For every hydrogen-like species the electron energy in the Bohr model is written first: $$E_n = -\,13.6\;\text{eV}\;\dfrac{Z^2}{n^2},$$ where $$Z$$ is the atomic number and $$n$$ is the principal quantum number. The transition energy from level $$n_2$$ to level $$n_1$$ is then $$\Delta E = E_{n_1}-E_{n_2} = -13.6\,\text{eV}\,Z^2\!\left(\dfrac{1}{n_1^{\,2}}-\dfrac{1}{n_2^{\,2}}\right).$$

Bohr also gives the wave-number formula $$\dfrac{1}{\lambda} = R\,Z^2\!\left(\dfrac{1}{n_1^{\,2}}-\dfrac{1}{n_2^{\,2}}\right),$$ where $$R$$ is the Rydberg constant.

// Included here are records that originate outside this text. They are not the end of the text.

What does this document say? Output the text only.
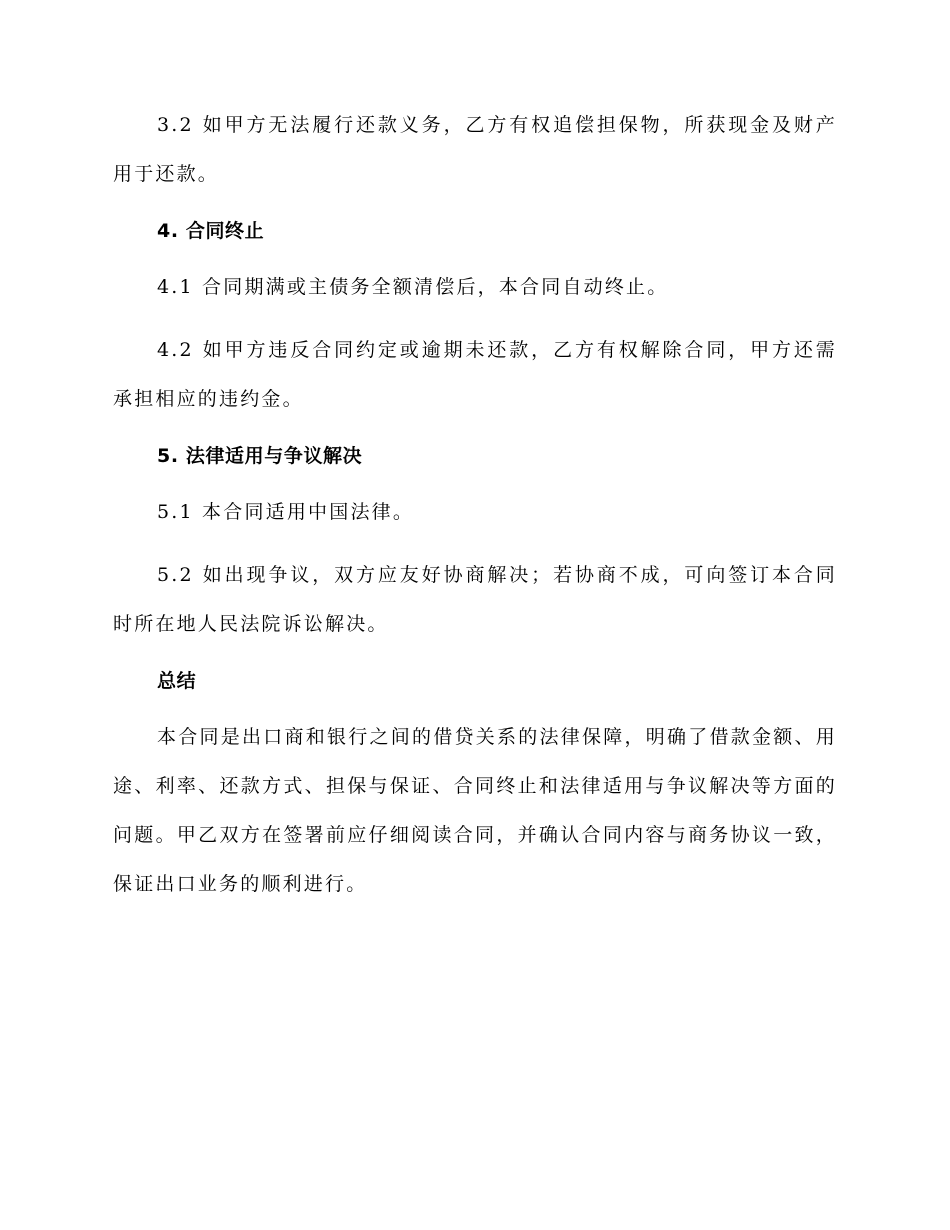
3.2 如甲方无法履行还款义务，乙方有权追偿担保物，所获现金及财产用于还款。

4. 合同终止

4.1 合同期满或主债务全额清偿后，本合同自动终止。

4.2 如甲方违反合同约定或逾期未还款，乙方有权解除合同，甲方还需承担相应的违约金。

5. 法律适用与争议解决

5.1 本合同适用中国法律。

5.2 如出现争议，双方应友好协商解决；若协商不成，可向签订本合同时所在地人民法院诉讼解决。

总结

本合同是出口商和银行之间的借贷关系的法律保障，明确了借款金额、用途、利率、还款方式、担保与保证、合同终止和法律适用与争议解决等方面的问题。甲乙双方在签署前应仔细阅读合同，并确认合同内容与商务协议一致，保证出口业务的顺利进行。
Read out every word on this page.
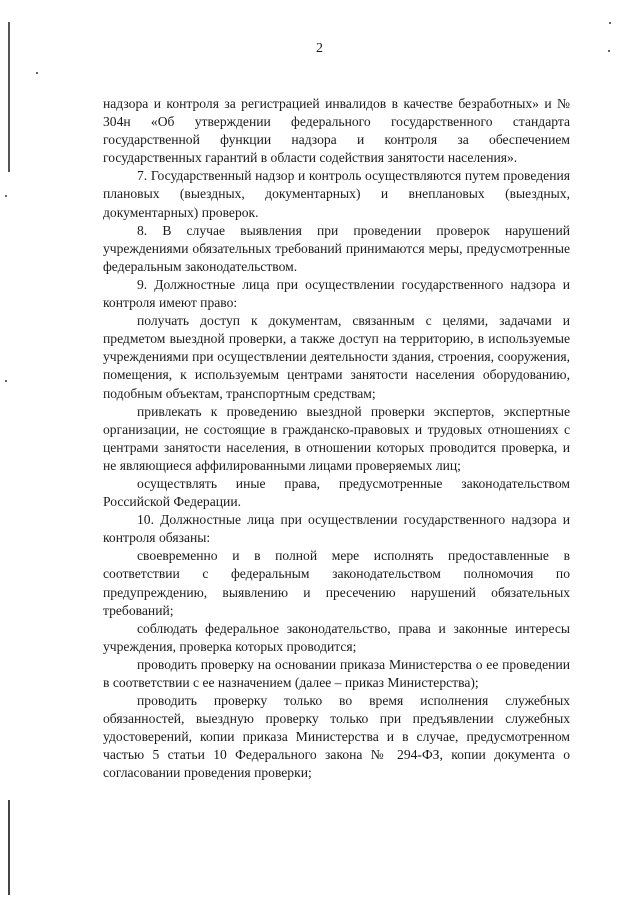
2

надзора и контроля за регистрацией инвалидов в качестве безработных» и № 304н «Об утверждении федерального государственного стандарта государственной функции надзора и контроля за обеспечением государственных гарантий в области содействия занятости населения».

7. Государственный надзор и контроль осуществляются путем проведения плановых (выездных, документарных) и внеплановых (выездных, документарных) проверок.

8. В случае выявления при проведении проверок нарушений учреждениями обязательных требований принимаются меры, предусмотренные федеральным законодательством.

9. Должностные лица при осуществлении государственного надзора и контроля имеют право:

получать доступ к документам, связанным с целями, задачами и предметом выездной проверки, а также доступ на территорию, в используемые учреждениями при осуществлении деятельности здания, строения, сооружения, помещения, к используемым центрами занятости населения оборудованию, подобным объектам, транспортным средствам;

привлекать к проведению выездной проверки экспертов, экспертные организации, не состоящие в гражданско-правовых и трудовых отношениях с центрами занятости населения, в отношении которых проводится проверка, и не являющиеся аффилированными лицами проверяемых лиц;

осуществлять иные права, предусмотренные законодательством Российской Федерации.

10. Должностные лица при осуществлении государственного надзора и контроля обязаны:

своевременно и в полной мере исполнять предоставленные в соответствии с федеральным законодательством полномочия по предупреждению, выявлению и пресечению нарушений обязательных требований;

соблюдать федеральное законодательство, права и законные интересы учреждения, проверка которых проводится;

проводить проверку на основании приказа Министерства о ее проведении в соответствии с ее назначением (далее – приказ Министерства);

проводить проверку только во время исполнения служебных обязанностей, выездную проверку только при предъявлении служебных удостоверений, копии приказа Министерства и в случае, предусмотренном частью 5 статьи 10 Федерального закона № 294-ФЗ, копии документа о согласовании проведения проверки;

Since the present question asks only for ratios of wavelengths, we may use the proportionality $$\lambda \propto \dfrac{1}{Z^2}\;\;(\text{for given }n_1,n_2).$$ The difference between hydrogen and deuterium comes only from the reduced mass, which changes $$R$$ by about 0.05 %, far smaller than the integer ratios we are comparing, so we shall treat the two $$Z = 1$$ nuclei as giving the same wavelength.

We are concerned with the transition $$n_2 = 2 \rightarrow n_1 = 1$$, so the factor $$\left(\dfrac{1}{1^2}-\dfrac{1}{2^2}\right)=\dfrac{3}{4}$$ is the same for all four species. Therefore, denoting the wavelengths by $$\lambda_1$$ for $$_1H^1$$, $$\lambda_2$$ for $$_1H^2$$, $$\lambda_3$$ for $$_2He^4{}^+$$ and $$\lambda_4$$ for $$_3Li^6{}^{++}$$, we have

$$\lambda_1 \;:\;\lambda_2 \;:\;\lambda_3 \;:\;\lambda_4 \;=\;\dfrac{1}{Z_1^{\,2}}\;:\;\dfrac{1}{Z_2^{\,2}}\;:\;\dfrac{1}{Z_3^{\,2}}\;:\;\dfrac{1}{Z_4^{\,2}} \;=\;\dfrac{1}{1^{2}}\;:\;\dfrac{1}{1^{2}}\;:\;\dfrac{1}{2^{2}}\;:\;\dfrac{1}{3^{2}}.$$ Simplifying each denominator we obtain

$$\lambda_1 : \lambda_2 : \lambda_3 : \lambda_4 = 1 : 1 : \dfrac{1}{4} : \dfrac{1}{9}.$$

To express all four as integers, multiply every term by 36 (the LCM of 1, 4 and 9):

$$36\lambda_1 : 36\lambda_2 : 36\lambda_3 : 36\lambda_4 = 36 : 36 : 9 : 4.$$

Dividing each of these four numbers by 4 gives a cleaner ratio:

$$9\lambda_1 : 9\lambda_2 : 9\lambda_3 : 9\lambda_4 = 9 : 9 : 2.25 : 1.$$

It is clearer, however, to leave the ratio in its simplest fractional form, matching it directly to one of the given options:

$$\lambda_1 = \lambda_2 = 4\lambda_3 = 9\lambda_4.$$

Comparing with the options supplied in the problem statement, this equality is precisely the one written in Option C. Hence, the correct answer is Option C.